Two months later, when I had mentally regrouped and summoned the courage, I decided to contact the club.  Within half-an-hour, I received a very friendly reply from Chris, one of the organising committee, with details of the next meeting.  He also reassured me that the meetings should help with my fear of public speaking.  He stopped short of guaranteeing me a world tour, but I guess he wouldn’t know.  This was it, I had a firm date on the calendar.  I’d have to go.  I was sent details and put the next Tuesday meeting on my calendar.

First meeting

I turned up on my first night and, following the signs, walked tentatively up the stairs of the Bridge Club; a prominently-placed and atmospheric Victorian building opposite Tunbridge Wells Common where the meetings are held.  With my stomach involuntarily clenched, and a metallic taste in my mouth, I sidled into the room.

Warm greeting

I was met by Chris; whose greeting was so warm it put me a little more at ease.  He introduced me to another guest and I soon realised there were others in the same boat as me.  In fact, it was quite a busy boat.  Everyone I spoke to confessed to some nerves, whether those starting on their (boat) journey or those with more experience.  I felt that this could be the right place.

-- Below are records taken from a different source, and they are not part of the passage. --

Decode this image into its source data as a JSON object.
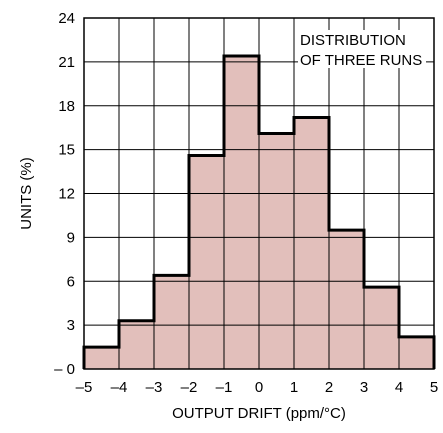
{
  "chart_data": {
    "type": "bar",
    "title": "",
    "xlabel": "OUTPUT DRIFT (ppm/°C)",
    "ylabel": "UNITS (%)",
    "xlim": [
      -5,
      5
    ],
    "ylim": [
      0,
      24
    ],
    "x_ticks": [
      "–5",
      "–4",
      "–3",
      "–2",
      "–1",
      "0",
      "1",
      "2",
      "3",
      "4",
      "5"
    ],
    "y_ticks": [
      "– 0",
      "3",
      "6",
      "9",
      "12",
      "15",
      "18",
      "21",
      "24"
    ],
    "grid": true,
    "bin_edges": [
      -5,
      -4,
      -3,
      -2,
      -1,
      0,
      1,
      2,
      3,
      4,
      5
    ],
    "values": [
      1.5,
      3.3,
      6.4,
      14.6,
      21.4,
      16.1,
      17.2,
      9.5,
      5.6,
      2.2
    ],
    "annotation": [
      "DISTRIBUTION",
      "OF THREE RUNS"
    ],
    "colors": {
      "fill": "#e2bfbb",
      "outline": "#000000",
      "grid": "#000000",
      "background": "#ffffff"
    }
  }
}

Public speaking’s answer to Usain Bolt

Three-quarters of a year later and I’m still going and, whilst I can’t pretend that when I get a chance to speak I stride forward with the confidence of Usain Bolt, it gets a little better each time.  The first time I stepped up to the front was during the Table Topics*.  Thirty seconds seemed to last at least two minutes (the maximum allotted time) and I sat down having literally no idea what I had said.  But…. I tried again the following week and even managed to say a joke or two, went beyond the minimum sixty seconds and felt quite good about it.

Where am I now?

I’m still learning, I’m still nervous, and I still rely on notes too much.  But I don’t dread it in the same way.  I’ve also managed to use the speeches I’ve prepared (three so far) to kick-start some things I’ve always been meaning to do.  One of my talks was about whether I should start a blog, and so many people have asked me how it’s going that I felt compelled to start.  And I’m glad I did.  It’s early stages but the free advice I received from those at the club was to just start and work on improving it later.  It’s here if you fancy having a look – foodliving.co.uk.

Would I recommend?

For a multitude of reasons, I would recommend Tunbridge Wells Speakers’ Club and Toastmasters in general.  My confidence is definitely improving.  People’s reasons for going aren’t all based on overcoming anxiety either, others use it to help them to prepare for public talks, for occasions like conferences, weddings or the delivery of training, for example.  They attend to become better, more confident, speakers and to learn from the great evaluation and feedback you always receive at Toastmasters.

Now, if you don’t mind, I’m off to browse the internet for some international speakers’ venues.  Though, I might just grab myself a cup of tea first.